Mit schmerzverzerrtem Gesicht gleitet sie auf einer Trage den Jbel Toubkal in Marokko hinunter. Einer ihrer zwei Begleiter hält ihr Bein und das gebrochene Fussgelenk mit einem Seil hoch. Um ein Haar wäre die Schweizerin in einer Lawine auf dem höchsten Berg Nordafrikas ums Leben gekommen. Doch eine Truppe um den Bergführer Omar Ait Ahmad (25) rettet sie.
Wie es so weit kam, erzählt der junge Marokkaner den «Morocco World News». Ein Schweizer Paar macht sich Mitte der letzten Woche auf, den Gipfel des Toubkal zu besteigen. An einem Hügel, zwischen 30 und 100 Meter vom Gipfel entfernt, geschieht am Samstag das Unglück: «Unter dem Hügel gibt es ein gefährliches Loch, das mit Lawinenschnee bedeckt ist», sagt Ahmed. Kurz bevor sie den Hügel erreichen, stürzen die Schweizer.
Ahmad ist rund 20 Meter entfernt, als er die Schreie der anderen Alpinisten hört. Den Anwesenden gelingt es, dem Mann ein Seil zuzuwerfen und ihn zu retten. Er wird in Sicherheit gebracht. Doch seine Partnerin stürzt in die Tiefe. «Ich rannte zurück und sah, dass sie die Lawine mitgerissen hat.»
Eine Nacht in der eisigen Kälte
Eine Gruppe von Bergführern und Alpinisten folgen dem Verlauf der Lawine, die gemäss Ahmad 900 Meter weit in die Tiefe geht. «Nach 700 Metern kamen wir nicht mehr weiter. Es war eine schwierige Stelle, und all unsere Seile waren aufgebraucht.» Die Gruppe muss vorerst aufgeben. Es ist Samstagnachmittag, 14 Uhr.
Die Schweizerin verbringt eine Nacht alleine in der eisigen Kälte.
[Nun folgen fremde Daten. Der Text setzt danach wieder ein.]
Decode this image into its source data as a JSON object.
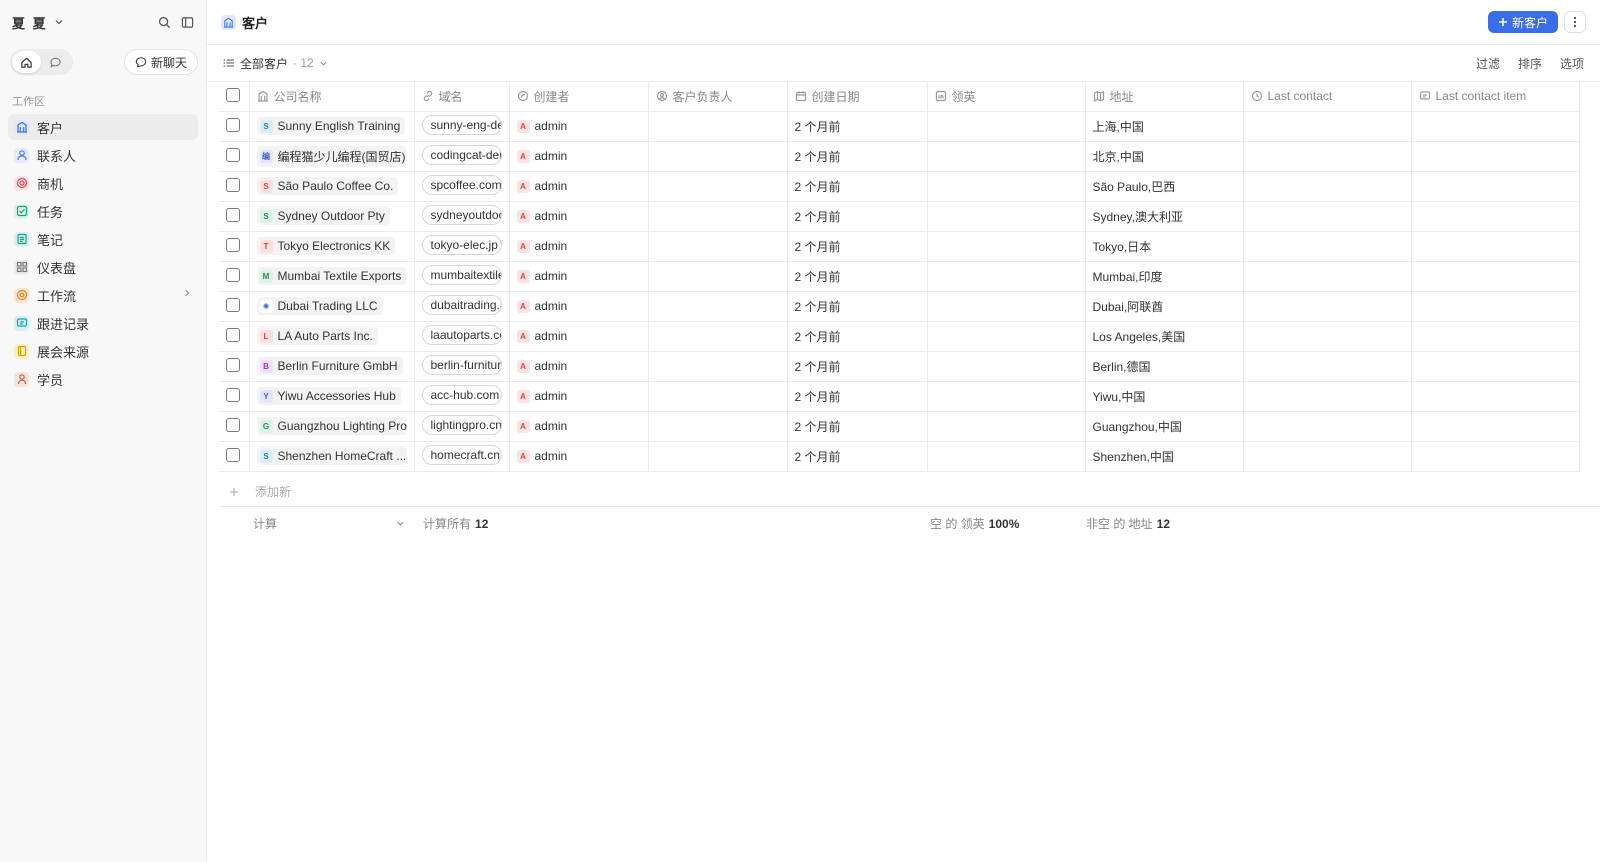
{
  "sidebar": {
    "workspace_name": "夏 夏",
    "new_chat_label": "新聊天",
    "section_label": "工作区",
    "items": [
      {
        "label": "客户",
        "icon": "building-icon",
        "color": "#3a6ee8",
        "bg": "#dfe8fc",
        "active": true
      },
      {
        "label": "联系人",
        "icon": "user-icon",
        "color": "#5577e6",
        "bg": "#e4ebfb"
      },
      {
        "label": "商机",
        "icon": "target-icon",
        "color": "#e5484d",
        "bg": "#fde3e3"
      },
      {
        "label": "任务",
        "icon": "checkbox-icon",
        "color": "#1ea374",
        "bg": "#dcf3ea"
      },
      {
        "label": "笔记",
        "icon": "note-icon",
        "color": "#12a08a",
        "bg": "#d8f1ec"
      },
      {
        "label": "仪表盘",
        "icon": "grid-icon",
        "color": "#777777",
        "bg": "#ececec"
      },
      {
        "label": "工作流",
        "icon": "gear-icon",
        "color": "#f07a1a",
        "bg": "#fde8d5"
      },
      {
        "label": "跟进记录",
        "icon": "message-icon",
        "color": "#1a9fb0",
        "bg": "#d8eff2"
      },
      {
        "label": "展会来源",
        "icon": "book-icon",
        "color": "#d9a300",
        "bg": "#fbefc8"
      },
      {
        "label": "学员",
        "icon": "person-icon",
        "color": "#b5634a",
        "bg": "#f7e2da"
      }
    ]
  },
  "header": {
    "title": "客户",
    "new_button": "新客户"
  },
  "view": {
    "name": "全部客户",
    "count": "· 12",
    "filter": "过滤",
    "sort": "排序",
    "options": "选项"
  },
  "columns": [
    {
      "label": "公司名称",
      "icon": "building-icon"
    },
    {
      "label": "域名",
      "icon": "link-icon"
    },
    {
      "label": "创建者",
      "icon": "creator-icon"
    },
    {
      "label": "客户负责人",
      "icon": "user-circle-icon"
    },
    {
      "label": "创建日期",
      "icon": "calendar-icon"
    },
    {
      "label": "领英",
      "icon": "linkedin-icon"
    },
    {
      "label": "地址",
      "icon": "map-icon"
    },
    {
      "label": "Last contact",
      "icon": "clock-icon"
    },
    {
      "label": "Last contact item",
      "icon": "comment-icon"
    }
  ],
  "rows": [
    {
      "company": "Sunny English Training",
      "letter": "S",
      "lc": "#2f7fb8",
      "lbg": "#dcecf7",
      "domain": "sunny-eng-demo.com",
      "creator": "admin",
      "created": "2 个月前",
      "address": "上海,中国"
    },
    {
      "company": "编程猫少儿编程(国贸店)",
      "letter": "编",
      "lc": "#4b5ec9",
      "lbg": "#e2e6fa",
      "domain": "codingcat-demo.com",
      "creator": "admin",
      "created": "2 个月前",
      "address": "北京,中国"
    },
    {
      "company": "São Paulo Coffee Co.",
      "letter": "S",
      "lc": "#d64545",
      "lbg": "#fbe0e0",
      "domain": "spcoffee.com.br",
      "creator": "admin",
      "created": "2 个月前",
      "address": "São Paulo,巴西"
    },
    {
      "company": "Sydney Outdoor Pty",
      "letter": "S",
      "lc": "#2e8a5c",
      "lbg": "#dcf1e6",
      "domain": "sydneyoutdoor.com.au",
      "creator": "admin",
      "created": "2 个月前",
      "address": "Sydney,澳大利亚"
    },
    {
      "company": "Tokyo Electronics KK",
      "letter": "T",
      "lc": "#d64545",
      "lbg": "#fbe0e0",
      "domain": "tokyo-elec.jp",
      "creator": "admin",
      "created": "2 个月前",
      "address": "Tokyo,日本"
    },
    {
      "company": "Mumbai Textile Exports",
      "letter": "M",
      "lc": "#2e8a5c",
      "lbg": "#dcf1e6",
      "domain": "mumbaitextile.in",
      "creator": "admin",
      "created": "2 个月前",
      "address": "Mumbai,印度"
    },
    {
      "company": "Dubai Trading LLC",
      "letter": "✺",
      "lc": "#3a6ee8",
      "lbg": "#ffffff",
      "domain": "dubaitrading.ae",
      "creator": "admin",
      "created": "2 个月前",
      "address": "Dubai,阿联酋"
    },
    {
      "company": "LA Auto Parts Inc.",
      "letter": "L",
      "lc": "#d64545",
      "lbg": "#fbe0e0",
      "domain": "laautoparts.com",
      "creator": "admin",
      "created": "2 个月前",
      "address": "Los Angeles,美国"
    },
    {
      "company": "Berlin Furniture GmbH",
      "letter": "B",
      "lc": "#8a3fc4",
      "lbg": "#efe0fa",
      "domain": "berlin-furniture.de",
      "creator": "admin",
      "created": "2 个月前",
      "address": "Berlin,德国"
    },
    {
      "company": "Yiwu Accessories Hub",
      "letter": "Y",
      "lc": "#4b5ec9",
      "lbg": "#e2e6fa",
      "domain": "acc-hub.com",
      "creator": "admin",
      "created": "2 个月前",
      "address": "Yiwu,中国"
    },
    {
      "company": "Guangzhou Lighting Pro",
      "letter": "G",
      "lc": "#2e8a5c",
      "lbg": "#dcf1e6",
      "domain": "lightingpro.cn",
      "creator": "admin",
      "created": "2 个月前",
      "address": "Guangzhou,中国"
    },
    {
      "company": "Shenzhen HomeCraft ...",
      "letter": "S",
      "lc": "#2f7fb8",
      "lbg": "#dcecf7",
      "domain": "homecraft.cn",
      "creator": "admin",
      "created": "2 个月前",
      "address": "Shenzhen,中国"
    }
  ],
  "add_new": "添加新",
  "calc": {
    "label": "计算",
    "all_label": "计算所有",
    "all_value": "12",
    "linkedin_label": "空 的 领英",
    "linkedin_value": "100%",
    "address_label": "非空 的 地址",
    "address_value": "12"
  }
}
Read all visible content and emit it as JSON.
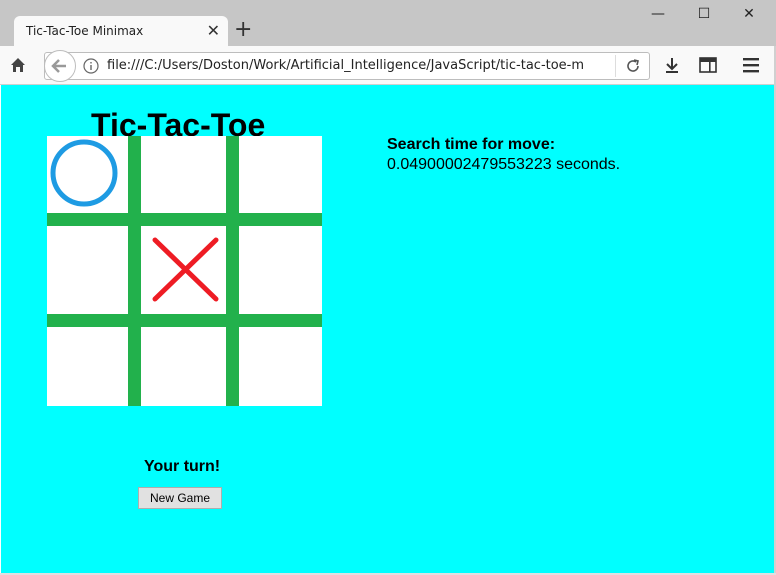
{
  "browser": {
    "tab_title": "Tic-Tac-Toe Minimax",
    "tab_close": "✕",
    "new_tab": "+",
    "minimize": "—",
    "maximize": "☐",
    "close": "✕",
    "url": "file:///C:/Users/Doston/Work/Artificial_Intelligence/JavaScript/tic-tac-toe-minimax"
  },
  "game": {
    "title": "Tic-Tac-Toe",
    "board": [
      "O",
      "",
      "",
      "",
      "X",
      "",
      "",
      "",
      ""
    ],
    "colors": {
      "o": "#1e9be3",
      "x": "#ee1c24",
      "grid": "#22b14c",
      "background": "#00ffff"
    },
    "search_label": "Search time for move:",
    "search_value": "0.04900002479553223 seconds.",
    "turn_text": "Your turn!",
    "new_game_label": "New Game"
  }
}
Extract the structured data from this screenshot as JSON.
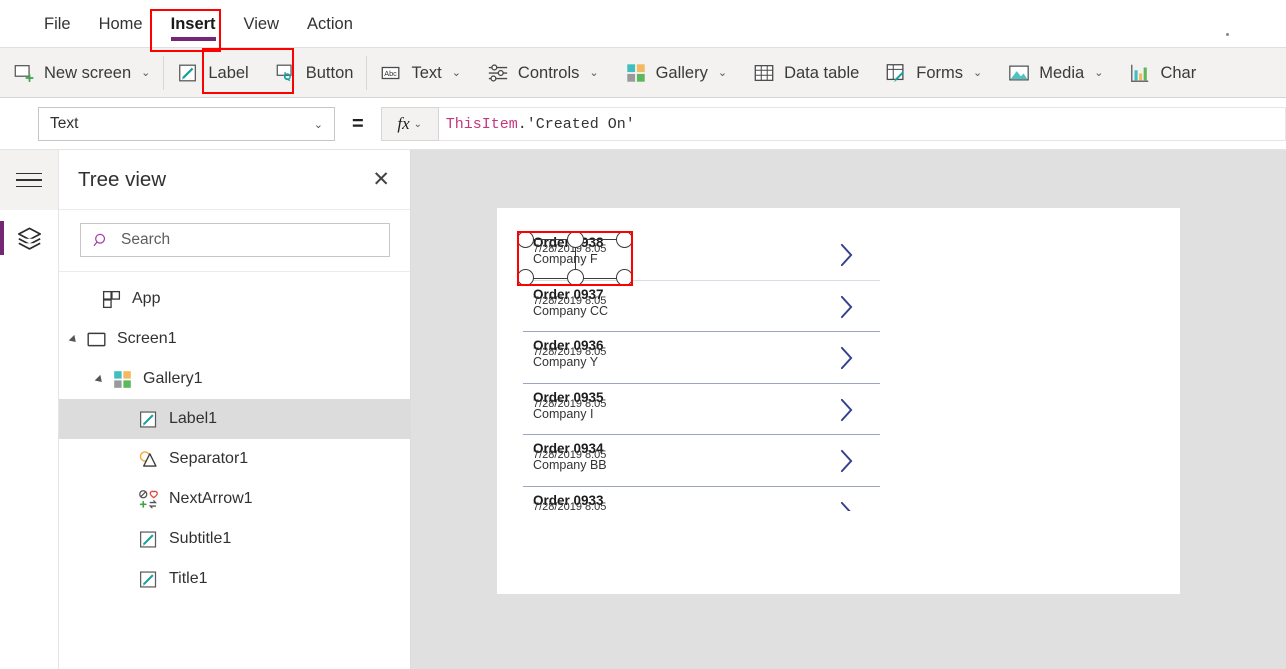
{
  "menubar": {
    "items": [
      {
        "label": "File",
        "active": false
      },
      {
        "label": "Home",
        "active": false
      },
      {
        "label": "Insert",
        "active": true
      },
      {
        "label": "View",
        "active": false
      },
      {
        "label": "Action",
        "active": false
      }
    ],
    "accent_color": "#742774"
  },
  "ribbon": {
    "items": [
      {
        "label": "New screen",
        "icon": "new-screen-icon",
        "chevron": true
      },
      {
        "label": "Label",
        "icon": "label-icon",
        "chevron": false
      },
      {
        "label": "Button",
        "icon": "button-icon",
        "chevron": false
      },
      {
        "label": "Text",
        "icon": "text-icon",
        "chevron": true
      },
      {
        "label": "Controls",
        "icon": "controls-icon",
        "chevron": true
      },
      {
        "label": "Gallery",
        "icon": "gallery-icon",
        "chevron": true
      },
      {
        "label": "Data table",
        "icon": "data-table-icon",
        "chevron": false
      },
      {
        "label": "Forms",
        "icon": "forms-icon",
        "chevron": true
      },
      {
        "label": "Media",
        "icon": "media-icon",
        "chevron": true
      },
      {
        "label": "Char",
        "icon": "charts-icon",
        "chevron": false
      }
    ],
    "chevron_glyph": "⌄"
  },
  "formula_bar": {
    "property": "Text",
    "equals": "=",
    "fx_label": "fx",
    "fx_chevron": "⌄",
    "formula_object": "ThisItem",
    "formula_punct": ".",
    "formula_field": "'Created On'",
    "object_color": "#c4377f"
  },
  "rail": {
    "hamburger_name": "hamburger-menu",
    "layers_name": "layers-icon",
    "active_accent": "#742774"
  },
  "treeview": {
    "title": "Tree view",
    "close_glyph": "✕",
    "search_placeholder": "Search",
    "items": [
      {
        "label": "App",
        "icon": "app-icon",
        "indent": 0,
        "caret": false,
        "selected": false
      },
      {
        "label": "Screen1",
        "icon": "screen-icon",
        "indent": 0,
        "caret": true,
        "selected": false
      },
      {
        "label": "Gallery1",
        "icon": "gallery-icon",
        "indent": 1,
        "caret": true,
        "selected": false
      },
      {
        "label": "Label1",
        "icon": "label-icon",
        "indent": 2,
        "caret": false,
        "selected": true
      },
      {
        "label": "Separator1",
        "icon": "shapes-icon",
        "indent": 2,
        "caret": false,
        "selected": false
      },
      {
        "label": "NextArrow1",
        "icon": "icons-icon",
        "indent": 2,
        "caret": false,
        "selected": false
      },
      {
        "label": "Subtitle1",
        "icon": "label-icon",
        "indent": 2,
        "caret": false,
        "selected": false
      },
      {
        "label": "Title1",
        "icon": "label-icon",
        "indent": 2,
        "caret": false,
        "selected": false
      }
    ]
  },
  "canvas": {
    "background": "#e0e0e0",
    "screen_background": "#ffffff",
    "gallery": {
      "rows": [
        {
          "title": "Order 0938",
          "subtitle": "Company F",
          "date": "7/28/2019 8:05",
          "selected": true,
          "arrow": true,
          "clipped": false
        },
        {
          "title": "Order 0937",
          "subtitle": "Company CC",
          "date": "7/28/2019 8:05",
          "selected": false,
          "arrow": true,
          "clipped": false
        },
        {
          "title": "Order 0936",
          "subtitle": "Company Y",
          "date": "7/28/2019 8:05",
          "selected": false,
          "arrow": true,
          "clipped": false
        },
        {
          "title": "Order 0935",
          "subtitle": "Company I",
          "date": "7/28/2019 8:05",
          "selected": false,
          "arrow": true,
          "clipped": false
        },
        {
          "title": "Order 0934",
          "subtitle": "Company BB",
          "date": "7/28/2019 8:05",
          "selected": false,
          "arrow": true,
          "clipped": false
        },
        {
          "title": "Order 0933",
          "subtitle": "",
          "date": "7/28/2019 8:05",
          "selected": false,
          "arrow": true,
          "clipped": true
        }
      ],
      "arrow_color": "#33408a",
      "separator_color": "#9da3c4"
    }
  },
  "annotations": {
    "color": "#ff0000",
    "boxes": [
      "insert-tab",
      "label-ribbon-button",
      "selected-gallery-label"
    ]
  }
}
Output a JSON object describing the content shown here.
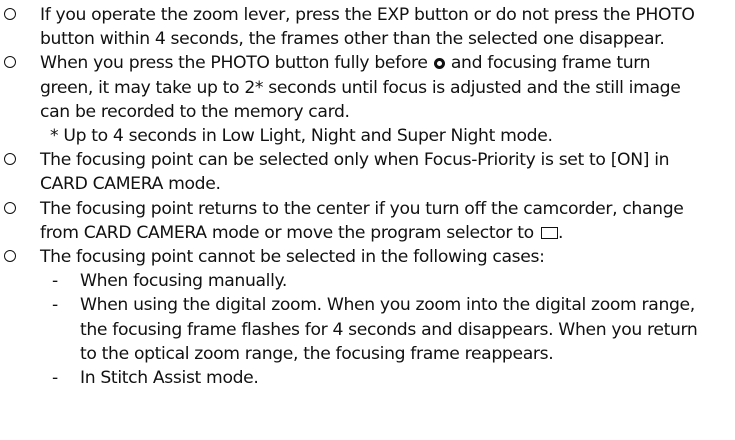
{
  "notes": [
    {
      "lines": [
        "If you operate the zoom lever, press the EXP button or do not press the PHOTO",
        "button within 4 seconds, the frames other than the selected one disappear."
      ]
    },
    {
      "line1_before_icon": "When you press the PHOTO button fully before",
      "line1_after_icon": "and focusing frame turn",
      "lines_rest": [
        "green, it may take up to 2* seconds until focus is adjusted and the still image",
        "can be recorded to the memory card."
      ],
      "footnote": "* Up to 4 seconds in Low Light, Night and Super Night mode.",
      "icon": "focus-indicator-icon"
    },
    {
      "lines": [
        "The focusing point can be selected only when Focus-Priority is set to [ON] in",
        "CARD CAMERA mode."
      ]
    },
    {
      "line1": "The focusing point returns to the center if you turn off the camcorder, change",
      "line2_before_icon": "from CARD CAMERA mode or move the program selector to",
      "line2_after_icon": ".",
      "icon": "program-auto-icon"
    },
    {
      "lines": [
        "The focusing point cannot be selected in the following cases:"
      ],
      "cases": [
        {
          "dash": "-",
          "lines": [
            "When focusing manually."
          ]
        },
        {
          "dash": "-",
          "lines": [
            "When using the digital zoom. When you zoom into the digital zoom range,",
            "the focusing frame flashes for 4 seconds and disappears. When you return",
            "to the optical zoom range, the focusing frame reappears."
          ]
        },
        {
          "dash": "-",
          "lines": [
            "In Stitch Assist mode."
          ]
        }
      ]
    }
  ],
  "bullet_icon": "circle-bullet-icon"
}
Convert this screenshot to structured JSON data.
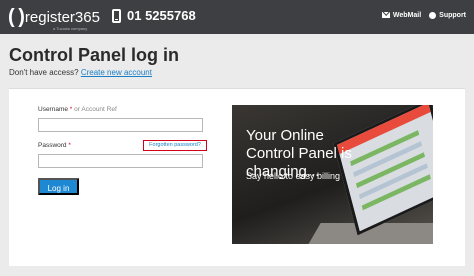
{
  "header": {
    "logo_text": "register365",
    "logo_tag": "a Tucows company",
    "phone_number": "01 5255768",
    "nav": [
      {
        "label": "WebMail",
        "icon": "mail-icon"
      },
      {
        "label": "Support",
        "icon": "support-icon"
      }
    ]
  },
  "main": {
    "title": "Control Panel log in",
    "no_access_text": "Don't have access?",
    "create_account_link": "Create new account"
  },
  "form": {
    "username_label": "Username",
    "username_required": "*",
    "username_hint": "or Account Ref",
    "username_value": "",
    "password_label": "Password",
    "password_required": "*",
    "password_value": "",
    "forgot_link": "Forgotten password?",
    "login_button": "Log in"
  },
  "banner": {
    "title": "Your Online Control Panel is changing...",
    "subtitle": "Say hello to easy billing"
  },
  "colors": {
    "topbar": "#3d3f42",
    "link": "#1b7fc7",
    "button": "#1e88d2",
    "highlight_border": "#d0021b"
  }
}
Am Sonntagmorgen um vier Uhr früh starten Ait Ahmad und drei weitere Männer einen neuen Versuch. «Wir wählten eine andere Route, um sie zu retten, weit weg vom Berg.»
Am Sonntagabend um 21 Uhr erreichen sie die verunglückte Schweizerin endlich. «Sie hatte ihren rechten Fuss gebrochen und war total unterkühlt», sagt Ait Ahmad. «Wir wechselten ihre Kleider und gaben ihr zu essen.»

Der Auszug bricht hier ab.